AP Physics. Few words strike terror into high school students like these initials and scientific surname. As a student I didn’t really comprehend AP, and never took any Advanced Placement courses, but I enjoyed physics. It was by far my favorite science class. Even as a Fundamentalist, I saw that here was the explanation for the entire universe, as we knew it. Laws deduced by people far smarter than I could even dream of being could explain everything. But then Heisenberg. And Schrödinger. And quantum mechanics. I remember being taught that nothing was smaller than an atom. (Primarily school teachers in the early ‘60s can easily be forgiven the generality.) Still, on my own I read about protons and neutrons and electrons with wonder. When physics and chemistry brought these to the level of reality, it was like we really understood that each atom was like a solar system and boy didn’t it look intelligently designed! But then we looked closer. Quarks, in a Life-Saver array of juicy flavors, string theory, and the God particle itself, the Higgs boson, coyly showed their elusive faces and physics got weirder and weirder.

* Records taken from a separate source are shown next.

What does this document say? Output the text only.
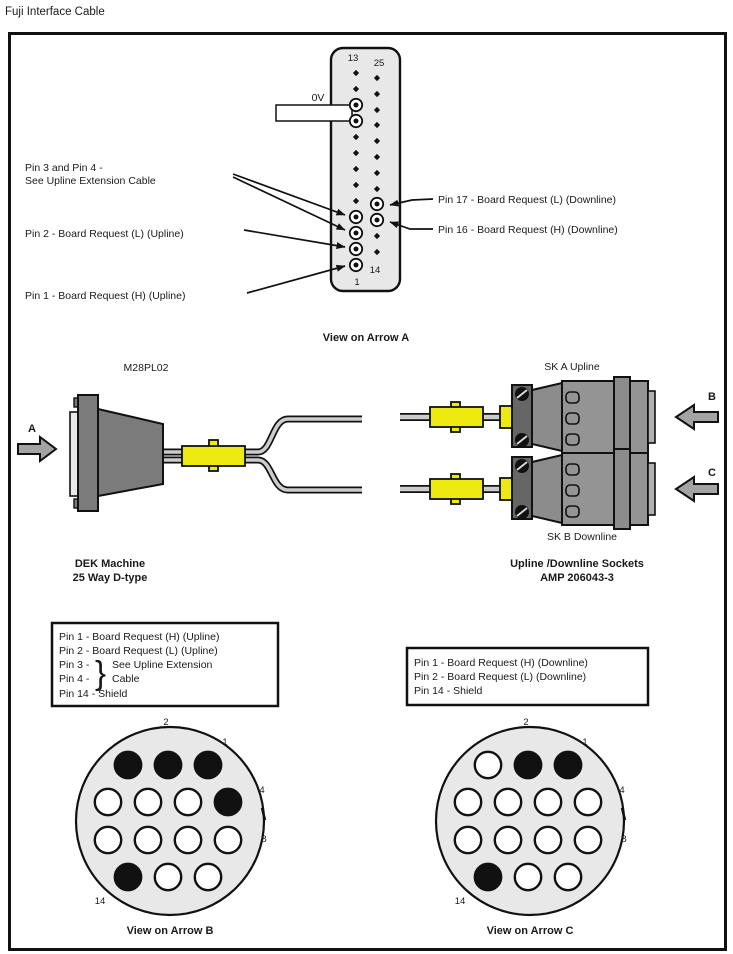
Fuji Interface Cable
13 25
1
14
0V
Pin 3 and Pin 4 -
See Upline Extension Cable
Pin 2 - Board Request (L) (Upline)
Pin 1 - Board Request (H) (Upline)
Pin 17 - Board Request (L) (Downline)
Pin 16 - Board Request (H) (Downline)
View on Arrow A
A
B
C
M28PL02	SK A Upline
SK B Downline
DEK Machine
25 Way D-type
Upline /Downline Sockets
AMP 206043-3
Pin 1 - Board Request (H) (Upline)
Pin 2 - Board Request (L) (Upline)
Pin 3 -
Pin 4 - } See Upline Extension
Cable
Pin 14 - Shield
Pin 1 - Board Request (H) (Downline)
Pin 2 - Board Request (L) (Downline)
Pin 14 - Shield
2
1
4
8
14
View on Arrow B
2
1
4
8
14
View on Arrow C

Edinburgh does physics (and God) proud

Edinburgh does physics (and God) proud

When my daughter told me about AP Physics recently, I was reacquainted with this world where apparently conscious beings have their choice about reality. The observer bends the results of the quantum experiment. And yes, particles can be two places simultaneously. When a friend pointed me to an article on Quantum Reality in The Waking Times, I was ready to throw open the doors of perception and celebrate life in a universe so strange that the very concept of reality itself is up for grabs. Some physicists now believe the entire physical universe is constructed of energy and that it flashes into and out of existence at a staggering speed that makes me feel a little perpetual-motion sick. Reality is, literally, what we make it.

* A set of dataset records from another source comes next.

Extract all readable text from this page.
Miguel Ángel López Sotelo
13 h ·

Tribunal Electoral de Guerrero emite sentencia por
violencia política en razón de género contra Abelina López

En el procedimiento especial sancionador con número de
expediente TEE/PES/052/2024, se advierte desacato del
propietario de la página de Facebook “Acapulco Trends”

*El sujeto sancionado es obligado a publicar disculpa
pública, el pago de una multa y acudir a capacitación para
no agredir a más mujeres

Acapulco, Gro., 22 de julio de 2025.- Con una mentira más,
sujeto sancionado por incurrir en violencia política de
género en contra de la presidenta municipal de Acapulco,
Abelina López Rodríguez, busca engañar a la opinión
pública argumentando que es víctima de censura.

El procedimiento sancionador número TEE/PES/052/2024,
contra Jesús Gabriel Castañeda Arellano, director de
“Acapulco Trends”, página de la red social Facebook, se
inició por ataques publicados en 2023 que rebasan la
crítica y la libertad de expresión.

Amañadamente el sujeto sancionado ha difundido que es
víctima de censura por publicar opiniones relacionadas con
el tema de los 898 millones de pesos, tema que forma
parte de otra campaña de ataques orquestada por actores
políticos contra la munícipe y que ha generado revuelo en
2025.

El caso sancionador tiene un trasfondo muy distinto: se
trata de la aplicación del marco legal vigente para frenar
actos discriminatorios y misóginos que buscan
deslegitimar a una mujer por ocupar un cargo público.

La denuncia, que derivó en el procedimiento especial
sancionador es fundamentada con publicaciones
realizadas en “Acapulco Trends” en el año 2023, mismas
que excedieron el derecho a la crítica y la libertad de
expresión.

I have to admit just a little bit of pride on the part of having chosen to study religion here. The more we learn about the quantum world, the more religious it becomes. There will be hard-core reductionists who dispute this, I know. Those who’ve spent any time among the mystics, however, will know what I mean. Back beyond the singularity the laws of physics are so stretched and protracted that even Stephen Hawking can’t sort them all out. And we find ourselves daily living in a world that we help create, on a sub-atomic level. Reality may not be what it seems. I learned this in high school physics. Now that my brain has ossified into patterns that don’t admit much of calculus or accounting any more, I’m beginning to realize that physics is suggesting that reality may be consciously constructed after all. Only this time we’re the gods. And that’s a really weird concept.